Most new cars come with tire pressure monitoring systems, or TPMS, which warn you if a tire is low on air. They’re required by law on new vehicles in the U.S., although they’re not mandated in Canada. 

You can directly trace their development to the Ford/Firestone fiasco in 2000, when several Explorers shod with Firestone tires ended up in single-vehicle crashes. There was much finger-pointing, of course, but much of it primarily came down to the fact that you can’t take a top-heavy SUV around a corner like a NASCAR driver on under-inflated tires and expect to come out safely on the other side. 

And since most drivers never check their tire pressures, the U.S. government decided that the automakers needed to do it for you…

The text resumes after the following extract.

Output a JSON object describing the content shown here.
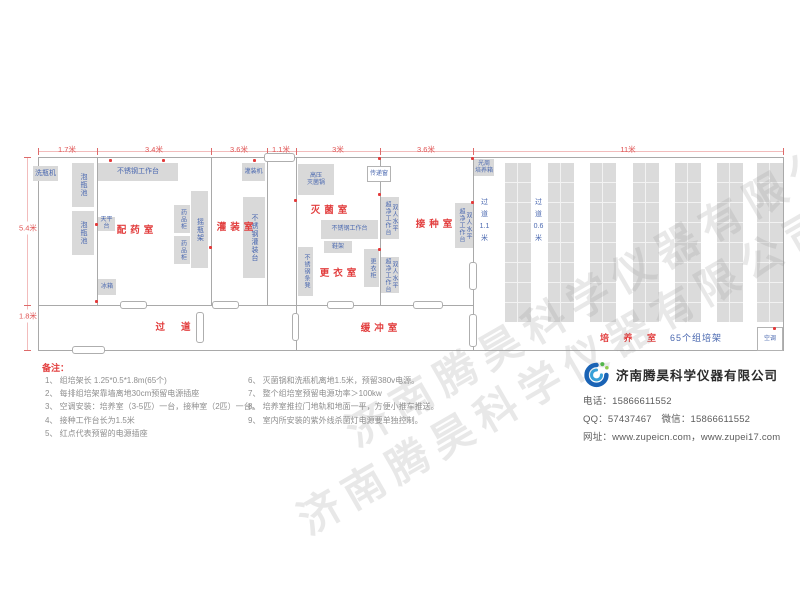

The systems aren’t without their issues, including a propensity for false readings, especially if the ambient temperature changes quickly. They also warn when you’re 25 per cent below the optimum pressure, which means that you could be running on tires that have lost enough air to affect your fuel consumption, but are still not low enough to trigger a warning. 

Buy a tire pressure gauge and check your tires monthly, using the pressure number in the owner’s manual or on the label in the door jamb (not the number molded into the tire, which is the maximum it can hold.)

A common complaint with many new cars is that the “greenhouse” – the window surface – is relatively small, and the tops of the doors are too high, creating a car that can feel claustrophobic. It’s not just a styling decision. Instead, it’s primarily about safety, and specifically, side crash standards.
 
Metal is stronger than glass, and in order to improve their ratings, manufacturers are giving you more of the former and less of the latter.

You may remember the Tata Nano, which made headlines a few years ago when it was announced that it would sell in India for the equivalent of about $2,000. Drivers here jumped at that: why can’t we have a $2,000 car as well?

Why not indeed? Well, it’s basically because the Nano was little more than a scooter with a roof. That base price gave you a two-cylinder engine, choice of three colours, and a fold-down rear seat. If you wanted a heater or air conditioning, you paid extra. It only had seatbelts because they’re required by law in India. It didn’t have any airbags, anti-lock brakes, or electronic stability control. It had one wiper blade and one exterior mirror.

Consumers want two wipers blades and two mirrors, of course, along with more than two cylinders, air conditioning, a decent stereo with iPod hookup, Bluetooth, power windows, keyless entry, and numerous other safety and convenience features. 

We’d love the $2,000 price tag; we just don’t want the $2,000 car that goes with it. Be careful what you wish for … you may just get it.